Wohl eine Viertelstunde gab sich Brömsel dem Ausbruche seiner Stimmung hin. Wir Beide hörten es nicht, daß draußen ein Wagen vorgefahren war. Nur nach einer kurzen Weile darauf vernahmen wir wieder den erneuerten Lärm, der aus der Kinderstube im Erdgeschosse jetzt stärker zu uns herauftönte.

Bald darauf erschien die Magd im Zimmer und ersuchte mich, herunter zu kommen. Es sei ein Bote aus dem Hôtel da, der mich persönlich zu sprechen wünsche.

Ich folgte der Aufforderung und – doch ich will meiner einfachen Erzählung nicht vorgreifen. – –

„Was ist Dir?“ rief mir Brömsel entgegen, als ich wieder in’s Zimmer trat.

„Es ist weiter nichts,“ antwortete ich. „Eine unangenehme Nachricht von Haus, Familienstreitigkeiten. Ich werde morgen früh abreisen müssen. Doch reden wir von etwas Anderem!“

„Wovon?“ gab Brömsel zurück.

„Ja, wovon?“ versetzte ich, mit Gewalt die Aufregung, in der ich mich befand, niederkämpfend.

„Mein Freund Schmidt muß den Zug versäumt haben,“ sagte Brömsel. „Es ist bald sieben Uhr. Er müßte längst hier sein. Ich habe vergessen Dir mitzutheilen, daß er in Geschäften nach Hamburg gereist ist und heute wieder zurück sein wollte, damit ich an diesem Abend nicht allein sei.“

„Er wird Dir oder den Kindern vielleicht noch ein Geschenk besorgen wollen, hat die Besorgung in Hamburg vergessen, wie das oft auf Reisen geschieht, und macht sie nun hier am Ort,“ meinte ich.

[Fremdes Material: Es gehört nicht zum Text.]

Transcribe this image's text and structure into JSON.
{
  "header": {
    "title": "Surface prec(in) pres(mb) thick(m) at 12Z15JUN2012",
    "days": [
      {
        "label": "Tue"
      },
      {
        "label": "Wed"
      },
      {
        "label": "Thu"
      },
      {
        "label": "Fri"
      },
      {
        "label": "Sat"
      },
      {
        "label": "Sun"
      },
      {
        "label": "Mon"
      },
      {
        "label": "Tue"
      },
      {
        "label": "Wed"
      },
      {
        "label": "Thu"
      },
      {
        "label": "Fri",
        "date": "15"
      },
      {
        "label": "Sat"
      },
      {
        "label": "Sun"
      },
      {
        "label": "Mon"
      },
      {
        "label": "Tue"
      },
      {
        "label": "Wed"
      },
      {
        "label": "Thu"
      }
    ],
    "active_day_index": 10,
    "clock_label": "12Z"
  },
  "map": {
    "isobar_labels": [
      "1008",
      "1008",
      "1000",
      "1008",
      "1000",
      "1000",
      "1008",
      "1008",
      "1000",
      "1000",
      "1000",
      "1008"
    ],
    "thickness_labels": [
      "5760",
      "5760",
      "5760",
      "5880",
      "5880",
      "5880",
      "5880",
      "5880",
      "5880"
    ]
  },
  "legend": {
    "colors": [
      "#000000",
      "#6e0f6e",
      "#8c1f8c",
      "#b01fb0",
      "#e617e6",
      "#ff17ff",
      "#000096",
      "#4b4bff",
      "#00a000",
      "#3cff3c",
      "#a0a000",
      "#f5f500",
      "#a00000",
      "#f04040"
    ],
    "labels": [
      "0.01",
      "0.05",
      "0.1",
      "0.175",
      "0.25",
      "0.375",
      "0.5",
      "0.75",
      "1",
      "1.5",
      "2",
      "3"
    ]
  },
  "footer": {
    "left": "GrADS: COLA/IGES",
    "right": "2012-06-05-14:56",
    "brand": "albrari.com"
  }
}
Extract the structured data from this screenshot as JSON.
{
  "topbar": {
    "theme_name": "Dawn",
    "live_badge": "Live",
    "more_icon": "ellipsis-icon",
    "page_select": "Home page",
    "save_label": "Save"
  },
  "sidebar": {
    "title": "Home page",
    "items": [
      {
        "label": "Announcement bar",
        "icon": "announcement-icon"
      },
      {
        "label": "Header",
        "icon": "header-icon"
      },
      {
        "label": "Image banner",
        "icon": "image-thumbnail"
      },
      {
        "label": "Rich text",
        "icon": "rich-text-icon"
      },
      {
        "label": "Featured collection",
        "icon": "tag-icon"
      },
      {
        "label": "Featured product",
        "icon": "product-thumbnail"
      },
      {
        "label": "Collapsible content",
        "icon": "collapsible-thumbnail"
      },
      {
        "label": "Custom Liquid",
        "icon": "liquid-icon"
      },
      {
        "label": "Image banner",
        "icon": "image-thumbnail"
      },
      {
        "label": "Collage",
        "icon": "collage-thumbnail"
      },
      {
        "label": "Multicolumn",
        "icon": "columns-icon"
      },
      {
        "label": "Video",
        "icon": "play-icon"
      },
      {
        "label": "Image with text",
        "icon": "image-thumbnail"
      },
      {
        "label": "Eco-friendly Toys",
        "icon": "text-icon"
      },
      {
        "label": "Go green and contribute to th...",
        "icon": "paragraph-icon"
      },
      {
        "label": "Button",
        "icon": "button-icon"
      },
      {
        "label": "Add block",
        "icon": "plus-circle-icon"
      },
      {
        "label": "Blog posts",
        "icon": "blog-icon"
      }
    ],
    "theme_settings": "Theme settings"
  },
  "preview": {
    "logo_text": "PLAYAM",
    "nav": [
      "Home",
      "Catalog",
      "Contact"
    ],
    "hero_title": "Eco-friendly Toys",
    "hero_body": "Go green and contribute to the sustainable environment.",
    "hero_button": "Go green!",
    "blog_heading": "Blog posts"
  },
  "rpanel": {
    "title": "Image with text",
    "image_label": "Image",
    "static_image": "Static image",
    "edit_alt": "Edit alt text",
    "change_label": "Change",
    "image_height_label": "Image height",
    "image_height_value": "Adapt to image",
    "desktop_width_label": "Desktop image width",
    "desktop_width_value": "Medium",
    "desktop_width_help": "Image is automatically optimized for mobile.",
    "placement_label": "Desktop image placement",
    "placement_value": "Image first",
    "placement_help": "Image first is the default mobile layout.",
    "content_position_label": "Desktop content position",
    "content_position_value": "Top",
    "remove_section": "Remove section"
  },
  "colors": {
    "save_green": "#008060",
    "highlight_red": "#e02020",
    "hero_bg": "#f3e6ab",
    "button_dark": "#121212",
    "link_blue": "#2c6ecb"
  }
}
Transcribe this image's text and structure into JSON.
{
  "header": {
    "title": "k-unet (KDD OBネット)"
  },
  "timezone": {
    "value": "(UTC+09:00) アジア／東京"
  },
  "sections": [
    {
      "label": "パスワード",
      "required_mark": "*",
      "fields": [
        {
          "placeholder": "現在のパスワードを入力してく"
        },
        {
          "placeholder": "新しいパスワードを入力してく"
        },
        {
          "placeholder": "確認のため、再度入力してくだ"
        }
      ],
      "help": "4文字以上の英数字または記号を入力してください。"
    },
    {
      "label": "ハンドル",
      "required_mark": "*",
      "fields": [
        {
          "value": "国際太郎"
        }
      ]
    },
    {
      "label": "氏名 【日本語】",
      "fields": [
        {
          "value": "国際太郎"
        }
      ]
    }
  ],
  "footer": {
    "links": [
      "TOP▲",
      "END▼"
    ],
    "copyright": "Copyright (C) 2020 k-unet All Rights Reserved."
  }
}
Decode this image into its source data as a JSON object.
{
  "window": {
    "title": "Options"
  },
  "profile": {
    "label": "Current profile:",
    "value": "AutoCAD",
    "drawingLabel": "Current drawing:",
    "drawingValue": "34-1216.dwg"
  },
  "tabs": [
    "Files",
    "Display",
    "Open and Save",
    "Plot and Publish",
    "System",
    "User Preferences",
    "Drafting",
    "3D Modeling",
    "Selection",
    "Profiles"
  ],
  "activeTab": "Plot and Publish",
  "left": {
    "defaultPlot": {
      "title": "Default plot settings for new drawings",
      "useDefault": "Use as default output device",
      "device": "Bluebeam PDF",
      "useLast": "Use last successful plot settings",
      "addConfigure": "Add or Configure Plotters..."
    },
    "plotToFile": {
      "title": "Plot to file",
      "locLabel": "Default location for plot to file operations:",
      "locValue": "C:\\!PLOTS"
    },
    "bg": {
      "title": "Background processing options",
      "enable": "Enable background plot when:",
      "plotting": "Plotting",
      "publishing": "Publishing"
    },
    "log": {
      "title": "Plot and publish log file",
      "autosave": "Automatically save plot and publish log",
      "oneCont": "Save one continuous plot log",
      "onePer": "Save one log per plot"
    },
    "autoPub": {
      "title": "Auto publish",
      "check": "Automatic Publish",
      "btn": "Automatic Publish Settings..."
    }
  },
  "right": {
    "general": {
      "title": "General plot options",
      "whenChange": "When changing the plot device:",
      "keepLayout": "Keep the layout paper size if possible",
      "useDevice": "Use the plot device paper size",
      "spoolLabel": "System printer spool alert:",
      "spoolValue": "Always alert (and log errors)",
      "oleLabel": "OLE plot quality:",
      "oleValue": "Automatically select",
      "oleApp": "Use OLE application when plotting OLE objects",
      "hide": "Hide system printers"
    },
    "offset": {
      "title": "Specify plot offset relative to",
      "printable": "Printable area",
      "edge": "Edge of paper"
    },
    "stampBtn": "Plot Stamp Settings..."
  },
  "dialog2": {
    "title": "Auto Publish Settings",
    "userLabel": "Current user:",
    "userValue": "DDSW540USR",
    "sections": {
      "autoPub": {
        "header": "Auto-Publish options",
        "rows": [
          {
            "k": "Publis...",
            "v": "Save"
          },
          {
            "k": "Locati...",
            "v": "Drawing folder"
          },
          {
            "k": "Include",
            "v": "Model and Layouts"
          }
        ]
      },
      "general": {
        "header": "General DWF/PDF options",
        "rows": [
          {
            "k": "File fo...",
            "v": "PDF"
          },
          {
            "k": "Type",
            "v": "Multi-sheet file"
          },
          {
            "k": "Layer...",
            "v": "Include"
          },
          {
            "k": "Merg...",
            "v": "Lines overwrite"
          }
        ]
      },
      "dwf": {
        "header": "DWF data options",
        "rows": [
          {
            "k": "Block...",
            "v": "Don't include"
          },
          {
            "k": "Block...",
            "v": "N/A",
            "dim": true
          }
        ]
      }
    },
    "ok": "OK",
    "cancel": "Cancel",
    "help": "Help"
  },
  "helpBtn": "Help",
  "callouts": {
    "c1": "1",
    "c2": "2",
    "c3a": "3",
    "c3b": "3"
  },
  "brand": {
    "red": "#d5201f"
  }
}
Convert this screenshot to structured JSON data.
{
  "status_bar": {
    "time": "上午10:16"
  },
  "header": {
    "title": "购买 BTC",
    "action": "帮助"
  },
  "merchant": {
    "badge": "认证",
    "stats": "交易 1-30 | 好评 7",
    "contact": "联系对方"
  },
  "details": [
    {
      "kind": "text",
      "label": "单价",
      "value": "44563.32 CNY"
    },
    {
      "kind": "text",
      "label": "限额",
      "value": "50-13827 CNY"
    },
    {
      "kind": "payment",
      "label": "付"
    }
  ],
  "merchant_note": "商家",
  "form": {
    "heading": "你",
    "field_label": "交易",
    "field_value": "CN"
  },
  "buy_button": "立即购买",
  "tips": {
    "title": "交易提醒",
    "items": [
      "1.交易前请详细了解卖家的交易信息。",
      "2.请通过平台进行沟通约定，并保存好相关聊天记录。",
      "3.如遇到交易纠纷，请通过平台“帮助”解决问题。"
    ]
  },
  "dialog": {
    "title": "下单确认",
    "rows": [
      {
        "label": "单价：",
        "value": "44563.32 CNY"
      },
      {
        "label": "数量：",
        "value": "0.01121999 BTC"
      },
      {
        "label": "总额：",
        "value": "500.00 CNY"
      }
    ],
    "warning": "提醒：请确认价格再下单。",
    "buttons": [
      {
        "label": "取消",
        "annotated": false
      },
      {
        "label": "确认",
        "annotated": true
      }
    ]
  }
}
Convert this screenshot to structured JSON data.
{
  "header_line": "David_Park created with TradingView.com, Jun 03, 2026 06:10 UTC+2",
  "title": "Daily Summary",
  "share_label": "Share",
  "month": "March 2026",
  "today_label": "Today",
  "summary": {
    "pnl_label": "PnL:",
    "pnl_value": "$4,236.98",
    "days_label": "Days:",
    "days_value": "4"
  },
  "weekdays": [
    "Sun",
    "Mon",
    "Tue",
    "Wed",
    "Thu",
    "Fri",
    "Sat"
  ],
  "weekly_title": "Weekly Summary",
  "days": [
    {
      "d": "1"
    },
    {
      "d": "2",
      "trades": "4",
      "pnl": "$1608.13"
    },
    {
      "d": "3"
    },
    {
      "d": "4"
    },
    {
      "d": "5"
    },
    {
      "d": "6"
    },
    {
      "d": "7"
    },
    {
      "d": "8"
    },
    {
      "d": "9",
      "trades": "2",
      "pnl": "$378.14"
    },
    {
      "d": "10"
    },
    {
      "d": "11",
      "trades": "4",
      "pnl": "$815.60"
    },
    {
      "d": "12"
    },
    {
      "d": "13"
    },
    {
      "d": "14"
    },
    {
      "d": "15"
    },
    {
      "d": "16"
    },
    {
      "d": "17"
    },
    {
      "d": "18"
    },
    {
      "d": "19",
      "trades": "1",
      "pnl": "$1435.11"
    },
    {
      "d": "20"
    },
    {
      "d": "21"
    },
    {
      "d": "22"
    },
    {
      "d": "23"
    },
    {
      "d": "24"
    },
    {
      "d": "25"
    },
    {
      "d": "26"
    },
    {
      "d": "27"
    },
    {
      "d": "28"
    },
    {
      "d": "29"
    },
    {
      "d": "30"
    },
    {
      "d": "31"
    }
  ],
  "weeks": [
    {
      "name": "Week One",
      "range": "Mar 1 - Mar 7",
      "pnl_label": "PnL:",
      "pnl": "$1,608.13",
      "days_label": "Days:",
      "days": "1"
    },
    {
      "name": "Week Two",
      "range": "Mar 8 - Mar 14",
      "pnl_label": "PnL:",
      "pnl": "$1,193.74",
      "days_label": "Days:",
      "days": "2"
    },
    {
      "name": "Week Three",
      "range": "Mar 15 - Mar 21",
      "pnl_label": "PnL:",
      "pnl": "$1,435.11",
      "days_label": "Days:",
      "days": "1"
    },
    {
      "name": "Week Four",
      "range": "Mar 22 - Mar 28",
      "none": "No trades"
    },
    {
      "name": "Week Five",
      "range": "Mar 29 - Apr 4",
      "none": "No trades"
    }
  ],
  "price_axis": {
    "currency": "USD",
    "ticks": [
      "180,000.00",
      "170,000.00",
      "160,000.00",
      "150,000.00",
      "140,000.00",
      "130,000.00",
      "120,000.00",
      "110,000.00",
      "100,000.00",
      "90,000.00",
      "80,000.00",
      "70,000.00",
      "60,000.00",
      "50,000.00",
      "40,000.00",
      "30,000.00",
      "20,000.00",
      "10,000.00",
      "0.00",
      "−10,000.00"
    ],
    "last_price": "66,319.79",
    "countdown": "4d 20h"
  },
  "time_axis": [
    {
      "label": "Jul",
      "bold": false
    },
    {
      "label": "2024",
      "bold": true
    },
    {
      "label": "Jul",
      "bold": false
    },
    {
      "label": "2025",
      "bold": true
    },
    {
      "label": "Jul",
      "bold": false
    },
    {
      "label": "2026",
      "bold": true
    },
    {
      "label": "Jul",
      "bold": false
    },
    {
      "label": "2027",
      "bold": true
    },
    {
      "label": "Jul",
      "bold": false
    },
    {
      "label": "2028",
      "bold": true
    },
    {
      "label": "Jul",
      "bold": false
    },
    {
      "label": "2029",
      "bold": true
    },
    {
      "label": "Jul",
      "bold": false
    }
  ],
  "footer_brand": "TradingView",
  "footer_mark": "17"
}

„Nein,“ versetzte Brömsel; „Schmidt ist in dieser Hinsicht ein Pedant. Er hat den Zug versäumt und trifft erst morgen ein. Es ist gut, daß Du hier bist,“ fügte er hinzu. „Aber Du bist ja nachdenklich.“

„Ach!“ rief ich, mir die Stirn reibend, „es ging mir da so ein Gedanke durch den Kopf – aber – doch nein! es wäre zu phantastisch, ja, geradezu romanhaft! Schriftstellerphantasie!“

Brömsel lächelte traurig.

„Vielleicht gab Dir mein Loos Stoff zu einer Novelle.“

„Vielleicht,“ versetzte ich, „wir Schriftsteller sind aus dem Stamme Nimm. Wo wir ein Sujet oder nur dessen Gerippe finden, präpariren wir den Fund, schmücken ihn mit allerlei Erfindungen aus und bringen ihn dann auf den Büchermarkt.“

Abermals schallte ein lautes Lachen und Jubeln aus der Kinderstube zu uns herauf.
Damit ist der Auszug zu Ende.